Record business failures in England and Wales

Inflation and high interest rates fuel surge in insolvencies since 2009

A man walks past a boarded up retail premises in London, Britain. Reuters (file photo)

LONDON:

England and Wales have recorded the second-highest number of company insolvencies since 2009, driven by high interest rates and ongoing inflation pressures from the past two years.

According to government figures, June saw 2,361 company insolvencies, a 17% increase compared to the same month last year, and the highest since May 2023.

The increase in insolvencies is partly due to a rise in the overall number of companies. While the rate of insolvencies is higher than earlier in 2024, it remains lower than the post-2008 financial crisis period.

During the Covid-19 pandemic, insolvency numbers fell sharply thanks to £79 billion ($102 billion) in government-backed loans and a pause on court insolvency cases, which ended in April 2022.

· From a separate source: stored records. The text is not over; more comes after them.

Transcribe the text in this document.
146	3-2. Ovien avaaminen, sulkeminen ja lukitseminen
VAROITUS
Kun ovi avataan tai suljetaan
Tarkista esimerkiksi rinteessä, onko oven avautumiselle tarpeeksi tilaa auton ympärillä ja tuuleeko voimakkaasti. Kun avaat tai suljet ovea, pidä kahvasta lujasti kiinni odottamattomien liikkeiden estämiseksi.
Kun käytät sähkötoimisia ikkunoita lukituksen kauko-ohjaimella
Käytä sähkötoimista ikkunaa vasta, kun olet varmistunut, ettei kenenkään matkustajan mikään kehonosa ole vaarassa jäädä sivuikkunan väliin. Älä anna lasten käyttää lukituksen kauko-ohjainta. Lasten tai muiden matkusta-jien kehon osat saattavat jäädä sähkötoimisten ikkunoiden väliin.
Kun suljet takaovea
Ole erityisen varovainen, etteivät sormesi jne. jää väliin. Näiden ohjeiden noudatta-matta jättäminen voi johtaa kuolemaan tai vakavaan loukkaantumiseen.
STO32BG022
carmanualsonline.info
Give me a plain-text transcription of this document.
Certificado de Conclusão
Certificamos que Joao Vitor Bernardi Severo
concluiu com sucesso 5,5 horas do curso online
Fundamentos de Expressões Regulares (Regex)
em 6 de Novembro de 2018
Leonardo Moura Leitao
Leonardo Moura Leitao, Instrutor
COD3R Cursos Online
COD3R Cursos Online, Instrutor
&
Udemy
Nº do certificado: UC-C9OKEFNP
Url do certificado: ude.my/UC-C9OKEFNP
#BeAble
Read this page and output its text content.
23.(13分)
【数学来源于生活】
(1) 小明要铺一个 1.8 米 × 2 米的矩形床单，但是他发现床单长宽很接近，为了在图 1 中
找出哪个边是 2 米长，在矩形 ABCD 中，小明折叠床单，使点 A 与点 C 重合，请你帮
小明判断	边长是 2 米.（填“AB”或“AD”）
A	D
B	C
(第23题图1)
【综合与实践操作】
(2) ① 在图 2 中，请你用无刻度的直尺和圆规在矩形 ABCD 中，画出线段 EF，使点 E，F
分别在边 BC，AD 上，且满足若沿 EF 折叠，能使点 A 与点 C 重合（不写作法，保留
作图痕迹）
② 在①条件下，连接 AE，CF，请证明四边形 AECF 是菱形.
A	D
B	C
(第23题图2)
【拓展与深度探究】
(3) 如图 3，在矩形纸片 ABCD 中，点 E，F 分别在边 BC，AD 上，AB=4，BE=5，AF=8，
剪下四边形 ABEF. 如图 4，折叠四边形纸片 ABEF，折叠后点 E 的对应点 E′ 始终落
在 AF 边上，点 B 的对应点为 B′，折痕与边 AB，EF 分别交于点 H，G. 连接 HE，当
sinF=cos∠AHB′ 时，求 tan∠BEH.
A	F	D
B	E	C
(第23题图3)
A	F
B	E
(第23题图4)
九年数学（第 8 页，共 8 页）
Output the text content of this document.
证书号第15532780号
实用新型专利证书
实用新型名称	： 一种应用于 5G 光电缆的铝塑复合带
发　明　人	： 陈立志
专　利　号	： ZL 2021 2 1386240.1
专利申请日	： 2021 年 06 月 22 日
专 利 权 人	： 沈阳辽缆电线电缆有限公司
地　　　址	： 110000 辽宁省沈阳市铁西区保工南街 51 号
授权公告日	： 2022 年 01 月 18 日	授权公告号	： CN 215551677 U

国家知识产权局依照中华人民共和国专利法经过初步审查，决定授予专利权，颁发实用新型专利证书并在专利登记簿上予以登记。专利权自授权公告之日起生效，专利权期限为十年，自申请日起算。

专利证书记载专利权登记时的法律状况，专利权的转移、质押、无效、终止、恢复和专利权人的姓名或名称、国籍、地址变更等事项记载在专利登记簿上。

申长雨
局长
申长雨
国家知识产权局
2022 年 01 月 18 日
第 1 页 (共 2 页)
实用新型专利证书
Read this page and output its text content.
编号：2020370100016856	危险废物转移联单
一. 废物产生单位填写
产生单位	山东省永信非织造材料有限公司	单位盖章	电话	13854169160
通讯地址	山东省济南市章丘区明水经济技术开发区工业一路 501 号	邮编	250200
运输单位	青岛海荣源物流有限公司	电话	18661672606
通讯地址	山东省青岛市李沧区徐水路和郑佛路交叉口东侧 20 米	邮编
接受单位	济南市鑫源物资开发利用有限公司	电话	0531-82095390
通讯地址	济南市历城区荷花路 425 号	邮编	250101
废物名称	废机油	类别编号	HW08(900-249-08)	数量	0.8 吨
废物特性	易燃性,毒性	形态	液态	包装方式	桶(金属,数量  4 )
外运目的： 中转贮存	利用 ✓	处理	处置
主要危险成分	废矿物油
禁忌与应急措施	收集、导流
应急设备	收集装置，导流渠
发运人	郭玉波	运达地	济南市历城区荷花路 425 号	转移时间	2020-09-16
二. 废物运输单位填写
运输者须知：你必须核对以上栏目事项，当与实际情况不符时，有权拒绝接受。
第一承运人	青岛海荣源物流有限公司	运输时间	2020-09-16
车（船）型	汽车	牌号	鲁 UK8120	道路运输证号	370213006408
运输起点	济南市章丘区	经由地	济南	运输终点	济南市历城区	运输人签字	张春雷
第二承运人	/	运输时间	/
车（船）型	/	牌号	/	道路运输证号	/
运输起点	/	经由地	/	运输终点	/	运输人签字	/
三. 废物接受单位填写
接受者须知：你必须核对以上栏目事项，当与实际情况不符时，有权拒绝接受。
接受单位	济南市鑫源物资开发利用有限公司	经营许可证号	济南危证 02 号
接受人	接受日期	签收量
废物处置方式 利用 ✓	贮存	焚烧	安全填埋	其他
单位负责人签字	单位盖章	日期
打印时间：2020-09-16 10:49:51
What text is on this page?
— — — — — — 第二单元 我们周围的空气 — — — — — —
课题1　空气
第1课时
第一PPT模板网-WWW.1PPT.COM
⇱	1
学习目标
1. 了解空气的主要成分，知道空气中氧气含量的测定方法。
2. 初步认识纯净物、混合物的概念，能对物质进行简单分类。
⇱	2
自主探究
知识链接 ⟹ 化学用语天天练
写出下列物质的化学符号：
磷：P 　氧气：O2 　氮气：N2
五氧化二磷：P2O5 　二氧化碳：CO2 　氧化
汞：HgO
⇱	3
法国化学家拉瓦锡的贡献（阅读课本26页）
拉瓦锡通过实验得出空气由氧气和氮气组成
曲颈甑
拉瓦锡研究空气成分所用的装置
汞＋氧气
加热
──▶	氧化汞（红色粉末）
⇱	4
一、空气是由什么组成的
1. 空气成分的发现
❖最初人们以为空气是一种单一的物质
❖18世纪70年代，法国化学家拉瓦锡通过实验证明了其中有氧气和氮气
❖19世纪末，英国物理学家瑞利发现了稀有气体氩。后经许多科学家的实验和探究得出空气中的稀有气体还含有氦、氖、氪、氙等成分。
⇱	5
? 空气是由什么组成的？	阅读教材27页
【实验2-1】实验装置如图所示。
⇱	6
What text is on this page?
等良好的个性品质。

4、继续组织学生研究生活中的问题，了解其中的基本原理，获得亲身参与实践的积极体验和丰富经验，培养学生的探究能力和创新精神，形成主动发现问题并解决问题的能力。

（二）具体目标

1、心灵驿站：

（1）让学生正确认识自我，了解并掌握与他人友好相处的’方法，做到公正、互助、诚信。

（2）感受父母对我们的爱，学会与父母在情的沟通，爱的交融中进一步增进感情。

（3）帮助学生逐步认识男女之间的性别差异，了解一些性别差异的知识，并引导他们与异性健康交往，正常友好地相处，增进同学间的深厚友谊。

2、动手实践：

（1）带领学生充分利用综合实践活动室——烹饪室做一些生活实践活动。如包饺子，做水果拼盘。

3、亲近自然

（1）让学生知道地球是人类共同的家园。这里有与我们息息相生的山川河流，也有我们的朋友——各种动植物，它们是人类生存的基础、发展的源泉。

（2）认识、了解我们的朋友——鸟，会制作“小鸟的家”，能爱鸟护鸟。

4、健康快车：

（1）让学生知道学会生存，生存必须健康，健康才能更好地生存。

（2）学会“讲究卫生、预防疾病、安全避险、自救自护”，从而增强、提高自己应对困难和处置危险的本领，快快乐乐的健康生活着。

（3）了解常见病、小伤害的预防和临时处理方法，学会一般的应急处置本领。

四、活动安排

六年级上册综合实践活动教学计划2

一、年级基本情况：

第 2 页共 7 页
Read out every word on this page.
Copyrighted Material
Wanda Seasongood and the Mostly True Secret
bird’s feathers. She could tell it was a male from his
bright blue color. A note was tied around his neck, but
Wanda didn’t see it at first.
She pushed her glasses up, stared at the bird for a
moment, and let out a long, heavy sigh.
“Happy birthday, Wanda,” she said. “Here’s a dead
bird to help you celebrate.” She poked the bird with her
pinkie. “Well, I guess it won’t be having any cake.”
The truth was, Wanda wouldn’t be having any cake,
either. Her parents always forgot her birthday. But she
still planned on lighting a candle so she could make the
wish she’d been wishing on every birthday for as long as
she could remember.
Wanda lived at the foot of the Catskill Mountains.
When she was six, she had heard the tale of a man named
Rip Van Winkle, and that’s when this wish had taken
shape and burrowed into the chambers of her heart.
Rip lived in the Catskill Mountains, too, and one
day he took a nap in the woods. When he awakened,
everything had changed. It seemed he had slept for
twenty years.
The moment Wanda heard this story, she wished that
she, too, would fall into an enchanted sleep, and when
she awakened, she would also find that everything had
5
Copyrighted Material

David Hudson, a restructuring partner at FRP Advisory, notes that cost pressures and high interest rates continue to strain businesses.

The Bank of England has maintained a 16-year high interest rate of 5.25% for over a year, and financial markets predict a slow reduction in borrowing costs due to strong underlying inflation pressures.

Sectors such as construction, hospitality, and retail are among the hardest hit. Additionally, stricter approaches to overdue debts by tax authorities, local government, and suppliers, coupled with quarterly rent payments due in June, have contributed to the rise in insolvencies. Despite active debt markets, lenders are increasingly selective about the businesses they support, according to Lindsay Hallam of FTI Consulting.

In contrast, Scotland and Northern Ireland, which have different insolvency laws, reported a 4% annual decrease and a 13% annual increase in insolvencies, respectively, in June.